Was anounced the Jiuzhang 2.0, an improvement of photonic quantum computer built last year, and billions of times faster than the predecessor.
News about the first Jiuzhang.
Chinese scientists have established a quantum computer prototype named “Jiuzhang 2.0” with 113 detected photons, achieving major breakthroughs in quantum computational speedup.
In the study, Gaussian boson sampling (GBS), a classical simulation algorithm, was used to provide a highly efficient way of demonstrating quantum computational speedup in solving some well-defined tasks.
With 113 detected photons, “Jiuzhang 2.0” can implement large-scale GBS septillion times faster than the world’s fastest existing supercomputer and 10 billion times faster than its earlier version, “Jiuzhang.” In a nutshell, it would take the fastest supercomputer about 30 trillion years to solve a problem that “Jiuzhang 2.0” can solve in just one millisecond.
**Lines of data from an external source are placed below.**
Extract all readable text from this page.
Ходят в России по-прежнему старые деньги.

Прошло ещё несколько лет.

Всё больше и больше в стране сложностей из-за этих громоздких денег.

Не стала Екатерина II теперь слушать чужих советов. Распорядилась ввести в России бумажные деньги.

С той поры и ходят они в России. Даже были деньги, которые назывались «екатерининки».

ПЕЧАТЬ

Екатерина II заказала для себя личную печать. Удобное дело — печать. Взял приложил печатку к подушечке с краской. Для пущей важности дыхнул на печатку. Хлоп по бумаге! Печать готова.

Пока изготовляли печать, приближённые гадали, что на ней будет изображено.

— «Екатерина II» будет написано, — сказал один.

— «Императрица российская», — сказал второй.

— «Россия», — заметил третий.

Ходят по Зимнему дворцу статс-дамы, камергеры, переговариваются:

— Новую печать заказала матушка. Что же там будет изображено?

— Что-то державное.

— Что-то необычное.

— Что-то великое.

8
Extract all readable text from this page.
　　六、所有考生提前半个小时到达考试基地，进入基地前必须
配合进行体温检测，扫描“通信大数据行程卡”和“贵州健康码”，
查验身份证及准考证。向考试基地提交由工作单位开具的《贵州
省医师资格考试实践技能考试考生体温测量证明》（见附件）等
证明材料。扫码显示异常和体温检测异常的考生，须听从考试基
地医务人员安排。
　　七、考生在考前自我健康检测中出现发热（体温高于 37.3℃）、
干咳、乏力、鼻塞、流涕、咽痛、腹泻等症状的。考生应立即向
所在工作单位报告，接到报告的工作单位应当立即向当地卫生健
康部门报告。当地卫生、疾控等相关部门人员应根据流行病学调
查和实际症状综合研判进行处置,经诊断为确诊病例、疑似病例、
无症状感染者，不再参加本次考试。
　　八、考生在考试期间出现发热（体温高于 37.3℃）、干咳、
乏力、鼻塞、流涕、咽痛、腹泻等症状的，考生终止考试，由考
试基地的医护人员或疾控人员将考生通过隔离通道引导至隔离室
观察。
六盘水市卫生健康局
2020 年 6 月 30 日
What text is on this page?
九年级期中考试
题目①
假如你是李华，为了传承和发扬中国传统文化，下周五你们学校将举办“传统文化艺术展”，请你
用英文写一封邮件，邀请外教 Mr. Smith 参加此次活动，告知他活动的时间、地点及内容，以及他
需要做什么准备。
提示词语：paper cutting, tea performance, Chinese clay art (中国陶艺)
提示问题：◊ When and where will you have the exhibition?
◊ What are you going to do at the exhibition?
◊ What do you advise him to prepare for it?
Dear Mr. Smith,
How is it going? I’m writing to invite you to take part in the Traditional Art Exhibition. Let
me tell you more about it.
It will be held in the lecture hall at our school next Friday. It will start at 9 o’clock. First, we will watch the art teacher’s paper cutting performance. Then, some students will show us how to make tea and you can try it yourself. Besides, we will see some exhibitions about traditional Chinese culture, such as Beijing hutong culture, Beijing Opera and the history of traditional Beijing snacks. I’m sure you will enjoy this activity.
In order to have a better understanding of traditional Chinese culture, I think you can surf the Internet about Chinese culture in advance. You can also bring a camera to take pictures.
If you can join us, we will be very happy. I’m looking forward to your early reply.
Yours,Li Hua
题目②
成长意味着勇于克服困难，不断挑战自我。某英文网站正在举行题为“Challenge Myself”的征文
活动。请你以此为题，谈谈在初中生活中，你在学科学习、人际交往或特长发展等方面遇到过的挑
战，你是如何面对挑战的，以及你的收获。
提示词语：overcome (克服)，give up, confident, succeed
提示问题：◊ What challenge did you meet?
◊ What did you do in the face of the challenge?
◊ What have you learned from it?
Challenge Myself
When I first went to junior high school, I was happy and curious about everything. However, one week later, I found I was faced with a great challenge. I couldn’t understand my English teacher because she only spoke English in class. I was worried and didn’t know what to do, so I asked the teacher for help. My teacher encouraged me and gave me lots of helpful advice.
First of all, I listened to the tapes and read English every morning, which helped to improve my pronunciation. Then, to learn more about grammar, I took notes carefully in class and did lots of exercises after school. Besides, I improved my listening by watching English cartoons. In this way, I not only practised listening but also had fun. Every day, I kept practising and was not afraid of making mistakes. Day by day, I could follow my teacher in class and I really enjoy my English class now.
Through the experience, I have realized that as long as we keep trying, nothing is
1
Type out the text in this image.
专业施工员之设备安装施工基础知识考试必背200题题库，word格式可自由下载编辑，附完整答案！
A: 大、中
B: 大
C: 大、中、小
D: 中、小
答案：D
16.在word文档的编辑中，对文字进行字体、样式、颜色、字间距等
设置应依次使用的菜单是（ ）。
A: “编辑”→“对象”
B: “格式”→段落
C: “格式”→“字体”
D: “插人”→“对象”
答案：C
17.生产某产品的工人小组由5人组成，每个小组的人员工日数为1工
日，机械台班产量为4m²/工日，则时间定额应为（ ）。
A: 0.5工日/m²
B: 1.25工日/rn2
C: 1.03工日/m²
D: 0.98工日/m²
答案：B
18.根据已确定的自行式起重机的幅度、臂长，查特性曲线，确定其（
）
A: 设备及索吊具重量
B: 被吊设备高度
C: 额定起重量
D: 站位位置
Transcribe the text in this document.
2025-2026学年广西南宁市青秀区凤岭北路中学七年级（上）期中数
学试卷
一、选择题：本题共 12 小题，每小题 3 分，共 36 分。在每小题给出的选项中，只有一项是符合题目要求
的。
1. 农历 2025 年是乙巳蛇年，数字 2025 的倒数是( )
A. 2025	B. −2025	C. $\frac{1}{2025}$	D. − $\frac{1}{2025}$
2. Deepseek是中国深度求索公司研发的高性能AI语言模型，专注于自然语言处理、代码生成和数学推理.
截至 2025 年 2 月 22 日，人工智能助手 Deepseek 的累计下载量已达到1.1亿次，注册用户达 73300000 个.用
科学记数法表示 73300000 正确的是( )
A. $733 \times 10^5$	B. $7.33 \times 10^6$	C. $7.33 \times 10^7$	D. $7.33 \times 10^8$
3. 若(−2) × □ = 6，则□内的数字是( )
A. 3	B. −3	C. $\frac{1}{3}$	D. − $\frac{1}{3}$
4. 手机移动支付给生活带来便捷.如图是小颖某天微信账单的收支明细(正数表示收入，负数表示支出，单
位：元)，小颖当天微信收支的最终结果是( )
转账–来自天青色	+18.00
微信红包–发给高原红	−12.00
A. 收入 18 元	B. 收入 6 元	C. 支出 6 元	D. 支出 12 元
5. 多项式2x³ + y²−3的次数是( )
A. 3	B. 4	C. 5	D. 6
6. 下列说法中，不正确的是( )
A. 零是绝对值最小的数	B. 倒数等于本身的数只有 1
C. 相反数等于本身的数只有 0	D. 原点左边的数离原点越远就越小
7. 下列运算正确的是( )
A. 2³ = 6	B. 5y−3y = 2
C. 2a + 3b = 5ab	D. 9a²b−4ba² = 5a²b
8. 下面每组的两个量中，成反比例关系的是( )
The study, led by the renowned Chinese quantum physicist Pan Jianwei, was published online in the journal Physical Review Letters on Monday Beijing Time.
Inspired by the concept of light amplification by stimulated emission of radiation (LASER), the team developed a stimulated squeezed light source with high brightness and simultaneously near-unity purity and efficiency for scalable GBS.
In December 2020, the researchers established the quantum computer prototype “Jiuzhang” through which up to 76 photons were detected, achieving quantum computational advantage. Its quantum computing system can implement large-scale GBS 100 trillion times faster than the world’s fastest existing supercomputer.
“Compared with Jiuzhang, we have greatly improved the performance and collection efficiency of the quantum light source, increased the number of detected photons, and demonstrated the phase-programmability of the GBS quantum computer,” said Lu Chaoyang, member of the research team and a professor at the University of Science and Technology of China.
The super-computing capacity of “Jiuzhang 2.0” has application potential in areas like graph theory, machine learning and quantum chemistry, according to the team.